Exploring organo-bentonite adsorption properties for biphenyl removal from organic-aqueous media: kinetic study and industrial perspective

Abstract

Biphenyl, a frequently encountered and resilient compound in wastewater, proves resistant to conventional treatment methods because of its enduring nature. It forms the structural basis for persistent organic pollutants such as PCBs. In this study, we explored the adsorption of biphenyl in an organo-aqueous medium using both natural (Bent) and organomodified (CTAB-Bent) bentonite clay. Our objective was to highlight its potential for biphenyl wastewater treatment. We analyzed the physicochemical and textural properties of these clays through FTIR, XRF, XRD, SEM, BET method, and Zeta potential measurements.

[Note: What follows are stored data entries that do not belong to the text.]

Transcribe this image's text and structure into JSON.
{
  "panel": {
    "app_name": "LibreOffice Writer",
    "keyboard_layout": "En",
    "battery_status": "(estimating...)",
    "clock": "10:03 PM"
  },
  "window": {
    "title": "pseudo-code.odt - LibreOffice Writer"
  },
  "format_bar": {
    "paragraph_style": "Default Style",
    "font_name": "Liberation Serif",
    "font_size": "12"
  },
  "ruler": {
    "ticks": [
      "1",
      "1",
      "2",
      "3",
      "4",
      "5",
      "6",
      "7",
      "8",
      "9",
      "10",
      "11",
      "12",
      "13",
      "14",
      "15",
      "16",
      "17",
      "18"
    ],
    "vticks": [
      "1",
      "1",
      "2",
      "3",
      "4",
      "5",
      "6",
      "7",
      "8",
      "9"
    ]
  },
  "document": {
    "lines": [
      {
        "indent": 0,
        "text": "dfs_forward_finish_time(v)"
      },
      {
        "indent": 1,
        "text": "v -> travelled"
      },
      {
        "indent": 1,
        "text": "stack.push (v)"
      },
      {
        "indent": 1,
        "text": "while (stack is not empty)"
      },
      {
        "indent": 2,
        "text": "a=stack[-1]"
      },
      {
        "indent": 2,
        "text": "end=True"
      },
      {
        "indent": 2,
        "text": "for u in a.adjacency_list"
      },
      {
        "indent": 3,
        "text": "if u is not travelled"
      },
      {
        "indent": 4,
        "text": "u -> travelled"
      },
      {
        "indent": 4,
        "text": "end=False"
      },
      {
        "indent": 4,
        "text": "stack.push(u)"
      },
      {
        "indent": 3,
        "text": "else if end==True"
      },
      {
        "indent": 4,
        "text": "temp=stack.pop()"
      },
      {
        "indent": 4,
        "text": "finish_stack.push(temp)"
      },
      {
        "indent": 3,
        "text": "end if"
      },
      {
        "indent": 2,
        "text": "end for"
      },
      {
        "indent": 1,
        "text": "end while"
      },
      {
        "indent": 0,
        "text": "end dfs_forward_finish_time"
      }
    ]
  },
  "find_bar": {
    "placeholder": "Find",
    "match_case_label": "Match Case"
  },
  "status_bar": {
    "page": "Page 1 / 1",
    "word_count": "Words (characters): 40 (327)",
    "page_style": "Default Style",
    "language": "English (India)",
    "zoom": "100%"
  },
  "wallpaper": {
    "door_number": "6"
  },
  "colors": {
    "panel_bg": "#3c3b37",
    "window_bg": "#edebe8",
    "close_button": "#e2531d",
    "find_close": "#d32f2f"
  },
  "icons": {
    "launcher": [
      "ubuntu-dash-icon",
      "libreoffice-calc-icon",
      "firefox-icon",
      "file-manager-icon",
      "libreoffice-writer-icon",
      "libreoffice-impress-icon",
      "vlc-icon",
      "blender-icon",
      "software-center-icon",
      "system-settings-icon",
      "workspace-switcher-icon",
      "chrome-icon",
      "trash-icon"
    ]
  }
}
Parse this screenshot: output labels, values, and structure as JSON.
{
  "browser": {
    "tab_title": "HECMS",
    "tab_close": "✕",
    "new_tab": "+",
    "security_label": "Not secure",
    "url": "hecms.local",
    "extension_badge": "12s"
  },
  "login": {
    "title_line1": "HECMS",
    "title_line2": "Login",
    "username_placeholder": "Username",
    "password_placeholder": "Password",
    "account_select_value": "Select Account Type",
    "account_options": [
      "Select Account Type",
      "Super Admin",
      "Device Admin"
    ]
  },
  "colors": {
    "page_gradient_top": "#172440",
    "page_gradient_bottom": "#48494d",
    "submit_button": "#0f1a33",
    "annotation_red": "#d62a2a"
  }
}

Impressively, these materials exhibited remarkable biphenyl adsorption capacity under acidic conditions, with Bent achieving 60% removal and CTAB-Bent an impressive 91%. We investigated the adsorption kinetics using first-order and pseudo-second-order models and assessed isotherm data with the Langmuir, Freundlich, and Langmuir-Freundlich (sips) equations. The Langmuir model, at pH 3, proved optimal, with high accuracy (R²) and minimal error (RMSE) values (0.997 and 1.20, respectively). Clay nature significantly influenced pollutant uptake efficiency, confirming the efficacy of the selected bio-based clay. We propose a protocol adaptable for industrial-scale applications.